The first one uses the experimentally established low sensitivity of human perception to distortions of small image details. The eye notices a non-uniform background more quickly than the curvature of a thin edge or a change in brightness and color of a small area. Two equivalent representations of the image are known from mathematics: the familiar spatial distribution of brightness and color and the so-called frequency distribution associated with the spatial Discrete Cosine Transform (DCT). In theory, they are equivalent and reversible, but they store information about the image structure in completely different ways: the transmission of smooth background changes is provided by low-frequency (center) values ​​of the frequency distribution, and the high-frequency coefficients. They are often responsible for the fine details of spatial distribution. This allows the following compression algorithm to be used. The frame is divided into 16×16 blocks (720×576 corresponds to 45×36 blocks), each of which is converted to DCT in the frequency domain. Then the corresponding frequency coefficients are quantized (rounding of values ​​with a given interval). If the DCT itself does not lead to data loss, the quantization of the coefficients obviously causes a thickening of the image. The quantization operation is performed with a variable interval: low-frequency information is transmitted more precisely, while many high-frequency coefficients take zero values. This provides significant compression of the data stream, but leads to a decrease in effective resolution and the possible appearance of minor spurious details (particularly at block boundaries). Obviously

For attentive readers, we repeat that this algorithm came from digital photography, where, under the name JPEG, it was developed to efficiently compress individual frames (JPEG is an abbreviation of the name of the Joint Photographic Experts Group, which endorsed it). It was then successfully applied to frame video sequences (each processed completely independently) and renamed MJPEG (Motion-JPEG). It should also be noted that the DV encoding of the DV / DVCAM / DVCPRO digital standards is essentially based on the same algorithm, but uses a more flexible scheme with adaptive selection of quantization tables. The compression ratio for different blocks, unlike MJPEG, varies with the image: for non-informational blocks (for example, at the edges of the image) it increases, and for blocks with a large number of small details, it decreases relative to the middle level of the image.
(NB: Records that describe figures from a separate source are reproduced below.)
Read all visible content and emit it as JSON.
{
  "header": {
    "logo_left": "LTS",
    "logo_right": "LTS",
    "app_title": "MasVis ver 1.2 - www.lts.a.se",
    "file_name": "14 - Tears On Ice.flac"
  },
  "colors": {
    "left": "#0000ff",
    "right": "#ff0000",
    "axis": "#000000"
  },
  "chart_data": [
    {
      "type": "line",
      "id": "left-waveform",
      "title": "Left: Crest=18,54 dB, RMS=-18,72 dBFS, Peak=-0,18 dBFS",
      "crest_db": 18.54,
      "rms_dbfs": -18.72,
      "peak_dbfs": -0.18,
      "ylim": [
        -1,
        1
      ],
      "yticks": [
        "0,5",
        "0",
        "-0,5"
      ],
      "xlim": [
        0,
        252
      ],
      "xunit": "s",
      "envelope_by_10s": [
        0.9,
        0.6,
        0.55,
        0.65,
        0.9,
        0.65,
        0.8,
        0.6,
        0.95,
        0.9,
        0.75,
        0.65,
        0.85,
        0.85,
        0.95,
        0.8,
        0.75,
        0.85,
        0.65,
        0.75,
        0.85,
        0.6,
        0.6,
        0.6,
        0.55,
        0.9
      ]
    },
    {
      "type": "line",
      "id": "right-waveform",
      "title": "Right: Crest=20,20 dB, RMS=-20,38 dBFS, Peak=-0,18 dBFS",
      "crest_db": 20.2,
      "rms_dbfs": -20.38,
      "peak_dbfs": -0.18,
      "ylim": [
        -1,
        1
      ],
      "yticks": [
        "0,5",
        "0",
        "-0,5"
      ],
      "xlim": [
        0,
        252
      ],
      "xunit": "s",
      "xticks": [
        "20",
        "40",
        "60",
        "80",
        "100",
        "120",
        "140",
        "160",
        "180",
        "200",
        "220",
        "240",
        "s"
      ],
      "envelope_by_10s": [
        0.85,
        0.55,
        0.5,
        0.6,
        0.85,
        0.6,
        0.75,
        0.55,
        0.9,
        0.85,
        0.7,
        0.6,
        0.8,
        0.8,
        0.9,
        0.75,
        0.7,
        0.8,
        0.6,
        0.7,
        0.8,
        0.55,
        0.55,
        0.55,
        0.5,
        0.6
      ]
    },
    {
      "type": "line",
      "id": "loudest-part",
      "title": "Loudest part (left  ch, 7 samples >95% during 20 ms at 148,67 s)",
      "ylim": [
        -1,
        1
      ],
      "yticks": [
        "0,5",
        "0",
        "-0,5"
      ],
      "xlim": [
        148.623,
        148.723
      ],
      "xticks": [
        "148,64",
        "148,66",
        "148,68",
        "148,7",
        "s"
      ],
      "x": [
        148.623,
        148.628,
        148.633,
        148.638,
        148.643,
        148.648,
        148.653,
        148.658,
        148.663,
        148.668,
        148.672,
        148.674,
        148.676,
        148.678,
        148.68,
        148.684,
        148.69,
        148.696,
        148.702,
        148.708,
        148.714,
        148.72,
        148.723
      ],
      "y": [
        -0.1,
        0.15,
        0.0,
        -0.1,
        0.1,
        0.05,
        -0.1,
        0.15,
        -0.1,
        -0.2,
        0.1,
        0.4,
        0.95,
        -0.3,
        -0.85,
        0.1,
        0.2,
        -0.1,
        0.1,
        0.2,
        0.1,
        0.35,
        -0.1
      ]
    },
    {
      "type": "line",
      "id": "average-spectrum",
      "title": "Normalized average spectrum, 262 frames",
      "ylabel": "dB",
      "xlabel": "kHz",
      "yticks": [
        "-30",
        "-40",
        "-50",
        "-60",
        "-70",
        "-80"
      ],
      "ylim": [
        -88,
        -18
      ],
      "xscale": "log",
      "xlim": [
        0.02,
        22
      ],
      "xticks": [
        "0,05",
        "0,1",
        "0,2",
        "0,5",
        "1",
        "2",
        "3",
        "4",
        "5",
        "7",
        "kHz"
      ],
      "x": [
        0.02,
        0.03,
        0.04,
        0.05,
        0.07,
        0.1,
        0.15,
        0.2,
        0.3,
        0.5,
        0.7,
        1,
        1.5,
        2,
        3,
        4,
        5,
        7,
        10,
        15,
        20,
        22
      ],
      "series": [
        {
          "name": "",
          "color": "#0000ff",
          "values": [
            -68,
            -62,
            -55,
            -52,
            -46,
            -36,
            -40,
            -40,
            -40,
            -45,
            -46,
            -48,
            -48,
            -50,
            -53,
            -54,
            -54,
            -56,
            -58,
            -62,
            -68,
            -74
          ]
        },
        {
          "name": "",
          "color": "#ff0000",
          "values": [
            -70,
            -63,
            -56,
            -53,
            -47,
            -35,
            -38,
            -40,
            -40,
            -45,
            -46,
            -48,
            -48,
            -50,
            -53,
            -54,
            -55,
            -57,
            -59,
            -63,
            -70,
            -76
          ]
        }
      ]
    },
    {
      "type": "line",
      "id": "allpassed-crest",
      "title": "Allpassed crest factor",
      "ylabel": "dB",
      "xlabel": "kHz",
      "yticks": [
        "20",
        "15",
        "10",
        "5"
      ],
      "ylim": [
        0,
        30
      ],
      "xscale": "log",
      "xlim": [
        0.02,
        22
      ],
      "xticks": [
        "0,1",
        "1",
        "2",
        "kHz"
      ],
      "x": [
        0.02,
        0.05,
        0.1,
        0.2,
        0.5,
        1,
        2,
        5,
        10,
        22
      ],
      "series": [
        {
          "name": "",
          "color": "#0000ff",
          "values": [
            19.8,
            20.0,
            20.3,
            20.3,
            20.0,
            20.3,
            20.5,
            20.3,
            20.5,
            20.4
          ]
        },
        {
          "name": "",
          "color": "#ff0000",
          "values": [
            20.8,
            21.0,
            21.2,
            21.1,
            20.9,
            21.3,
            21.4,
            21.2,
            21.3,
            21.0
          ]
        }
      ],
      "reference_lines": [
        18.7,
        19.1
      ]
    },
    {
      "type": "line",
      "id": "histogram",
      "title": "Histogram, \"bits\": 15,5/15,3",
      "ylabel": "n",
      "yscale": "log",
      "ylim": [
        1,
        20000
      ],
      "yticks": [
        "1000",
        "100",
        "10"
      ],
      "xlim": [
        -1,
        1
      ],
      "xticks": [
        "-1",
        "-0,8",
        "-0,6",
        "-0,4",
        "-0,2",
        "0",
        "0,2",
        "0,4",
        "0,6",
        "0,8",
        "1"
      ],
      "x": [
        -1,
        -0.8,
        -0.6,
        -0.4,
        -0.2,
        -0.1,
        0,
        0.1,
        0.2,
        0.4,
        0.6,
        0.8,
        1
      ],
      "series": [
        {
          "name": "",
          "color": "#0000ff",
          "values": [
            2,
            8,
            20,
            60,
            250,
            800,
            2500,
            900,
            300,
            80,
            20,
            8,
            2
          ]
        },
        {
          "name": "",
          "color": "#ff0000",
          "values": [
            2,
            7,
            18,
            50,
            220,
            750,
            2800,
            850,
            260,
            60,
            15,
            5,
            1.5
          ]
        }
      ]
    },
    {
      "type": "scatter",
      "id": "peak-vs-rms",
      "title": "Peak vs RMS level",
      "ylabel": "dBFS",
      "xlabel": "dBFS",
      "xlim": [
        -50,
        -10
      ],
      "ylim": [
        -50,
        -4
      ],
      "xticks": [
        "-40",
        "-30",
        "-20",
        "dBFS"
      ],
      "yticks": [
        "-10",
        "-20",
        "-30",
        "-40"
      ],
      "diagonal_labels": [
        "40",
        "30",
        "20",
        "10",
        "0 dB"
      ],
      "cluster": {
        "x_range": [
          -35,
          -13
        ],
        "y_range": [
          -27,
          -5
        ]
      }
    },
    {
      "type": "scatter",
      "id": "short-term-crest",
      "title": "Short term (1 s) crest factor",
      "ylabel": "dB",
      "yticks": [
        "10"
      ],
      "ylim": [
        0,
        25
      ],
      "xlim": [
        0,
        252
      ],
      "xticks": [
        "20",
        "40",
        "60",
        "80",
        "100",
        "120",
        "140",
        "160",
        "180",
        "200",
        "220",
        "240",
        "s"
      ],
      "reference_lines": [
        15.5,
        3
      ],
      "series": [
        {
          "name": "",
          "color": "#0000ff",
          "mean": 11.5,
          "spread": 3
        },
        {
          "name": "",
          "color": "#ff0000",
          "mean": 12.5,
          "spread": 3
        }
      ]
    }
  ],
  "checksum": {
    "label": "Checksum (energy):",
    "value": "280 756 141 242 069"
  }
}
As a result, with the same quality, the data volume is reduced by approximately 15% (or vice versa, with the same flow, the quality of the output signal is higher).

Temporal MPEG compression uses a high redundancy of information in images separated by small intervals. In fact, between adjacent images, usually only a small part of the scene changes; for example, there is a smooth movement of a small object on the background of a fixed background. In this case, the complete information about the scene should be saved only selectively, for reference images. For the rest, it is enough to transmit only difference information: about the position of the object, the direction and magnitude of its displacement, about new background elements (which open behind the object as it moves). In addition, these differences can form not only in comparison with the previous images, but also with the later ones (since it is in them, as the object moves, the part of the background that was previously hidden behind the object is revealed). Note that mathematically the most difficult element is the search for displaced blocks, but little change in structure, (16×16) and the determination of the corresponding vectors of their displacement. However, this element is the most essential as it can significantly reduce the amount of information required. It is the efficiency of the real-time execution of this “smart” element that distinguishes various MPEG encoders.